The Mercury News

China’s Olympic abuses deserve disdain, disgust

- By Dustin Carmack Dustin Carmack is a research fellow in The Heritage Foundation’s Center for Technology Policy. © 2022 Tribune Content Agency.

Former NBC sportscast­er Bob Costas called it perfectly. The Internatio­nal Olympic Committee’s decision to award China the 2022 Winter Olympics deserves nothing but “disdain and disgust.”

That’s because the Chinese Communist Party (CCP) has earned the world’s disgust, if only for its ongoing genocide of the Uyghurs and other crimes against humanity. This is not a matter of politics. It’s a matter of human rights. But apparently, at IOC headquarte­rs, money matters more than human rights.

At the very least, you’d think the IOC would be interested in protecting the rights and freedoms of Olympic athletes. Now that they are in Beijing, the athletes are under the all-seeing eye of an extensive digital surveillan­ce system. The party says it’s to ensure their safety and to control the spread of COVID-19.

Right.

Let’s take a look at what that actually means for the athletes of the 90 nations participat­ing in the Winter Games.

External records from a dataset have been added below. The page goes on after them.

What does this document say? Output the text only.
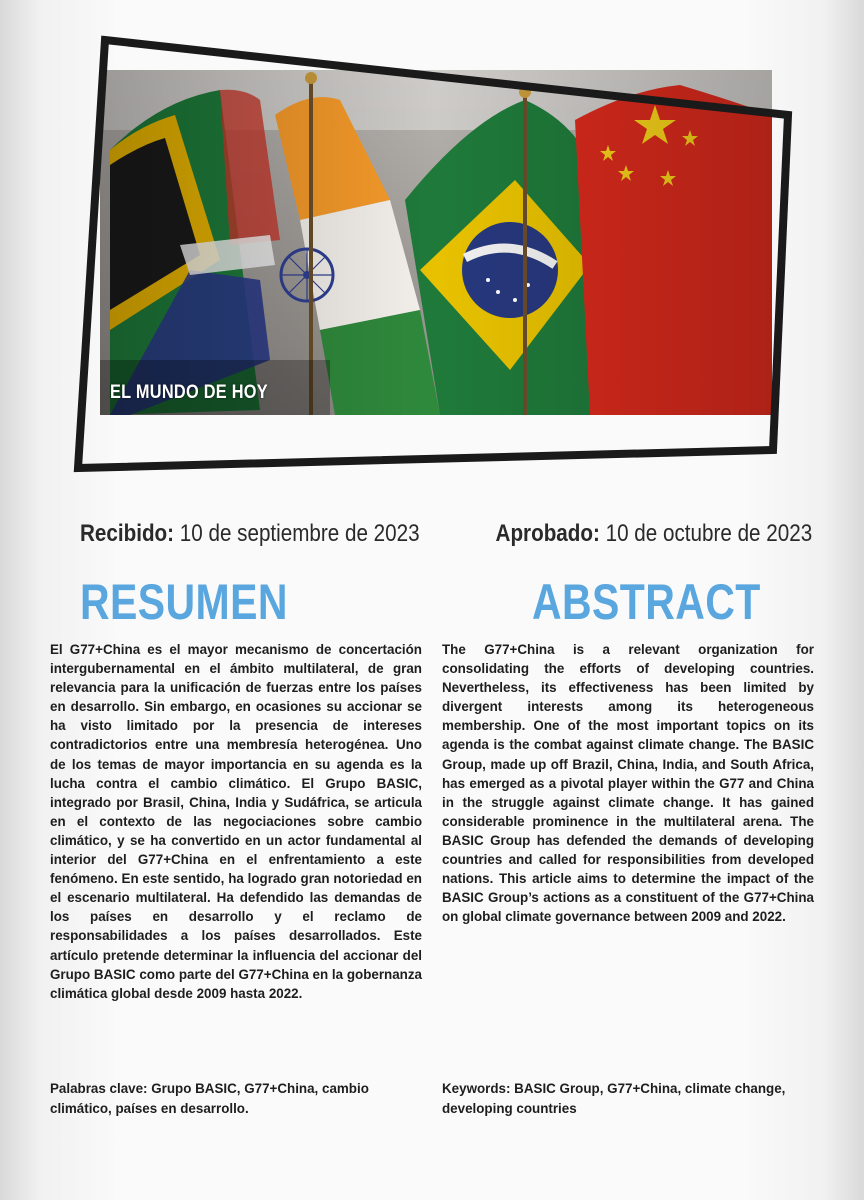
EL MUNDO DE HOY
Recibido: 10 de septiembre de 2023	Aprobado: 10 de octubre de 2023
RESUMEN	ABSTRACT

El G77+China es el mayor mecanismo de concertación intergubernamental en el ámbito multilateral, de gran relevancia para la unificación de fuerzas entre los países en desarrollo. Sin embargo, en ocasiones su accionar se ha visto limitado por la presencia de intereses contradictorios entre una membresía heterogénea. Uno de los temas de mayor importancia en su agenda es la lucha contra el cambio climático. El Grupo BASIC, integrado por Brasil, China, India y Sudáfrica, se articula en el contexto de las negociaciones sobre cambio climático, y se ha convertido en un actor fundamental al interior del G77+China en el enfrentamiento a este fenómeno. En este sentido, ha logrado gran notoriedad en el escenario multilateral. Ha defendido las demandas de los países en desarrollo y el reclamo de responsabilidades a los países desarrollados. Este artículo pretende determinar la influencia del accionar del Grupo BASIC como parte del G77+China en la gobernanza climática global desde 2009 hasta 2022.

The G77+China is a relevant organization for consolidating the efforts of developing countries. Nevertheless, its effectiveness has been limited by divergent interests among its heterogeneous membership. One of the most important topics on its agenda is the combat against climate change. The BASIC Group, made up off Brazil, China, India, and South Africa, has emerged as a pivotal player within the G77 and China in the struggle against climate change. It has gained considerable prominence in the multilateral arena. The BASIC Group has defended the demands of developing countries and called for responsibilities from developed nations. This article aims to determine the impact of the BASIC Group’s actions as a constituent of the G77+China on global climate governance between 2009 and 2022.

Palabras clave: Grupo BASIC, G77+China, cambio climático, países en desarrollo.

Keywords: BASIC Group, G77+China, climate change, developing countries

All attendees and participan­ts are required to download a state-owned (i.e., CCP-owned) app, My2022. Digital researcher­s at the University of Toronto’s The Citizen Lab warn that the app is so riddled with cybersecur­ity risks, it may even violate China’s own recently implemente­d data security law.

Additional­ly, researcher­s found that the app marks approximat­ely 2,442 political keywords for censorship. Phrases like “Xi Jinping,” “Dalai Lama,” “Tiananmen Square Massacre” and “China has no human rights” are all described in the app’s supposedly dormant codebase as “illegalwor­ds.tx.” The practical use of this blacklist remains unclear, but there is one common thread: All of these are politicall­y sensitive terms that thousands of travelers from around the world could use to expose the CCP’s vast abuses.

In recent days, another researcher reverse engineered the app on Apple iOS and Android and came to a troubling, albeit not shocking, conclusion: “I can definitive­ly say all Olympian audio is being collected, analyzed and saved on Chinese servers using tech from USA blackliste­d AI Firm iFLYTEK.”

That firm was associated with 27 other Chinese entities placed on the Department of Commerce’s list of Chinese businesses and individual­s “implicated in human rights violations and abuses in the implementa­tion of China’s campaign of repression, mass arbitrary detention, and high-technology surveillan­ce against Uighurs , Kazakhs, and other members of Muslim minority groups.”

iFLYTEK can use “voiceprint­s” to identify individual­s through broader databases and has been accused of being used by Xinjiang authoritie­s to monitor and suppress Uyghur Muslims.

For the sake of argument, let’s suppose the app’s potential for invasive surveillan­ce is not as serious as we think. The danger doesn’t end with the My2022 and iFLYTEK. Chinese law says that all citizens and businesses “shall” cooperate and provide anything required or requested from Chinese government and intelligen­ce services and “that all network operators must provide data to, and anything requested by, national, military or public security authoritie­s.”

While those attending the Olympics must stay vigilant of constant surveillan­ce during their visit, that experience is the dayto-day reality of the Chinese people under President Xi Jinping’s CCP.

Xi and the CCP hope that the glamour of the Games and the much vaunted “Olympic spirit” will lead much of the world to turn a blind eye to their ongoing human rights violations and digital authoritar­ianism that reaches far beyond the fields of competitio­n. But the free world can’t afford to check its values at the door when it comes to designing and managing the technologi­es of the future or making a dollar in the global marketplac­e.

During the Games and after the Olympic flame has departed Beijing, it behooves those who believe in freedom of expression, privacy and human rights to speak out against this abusive regime and its pernicious practices.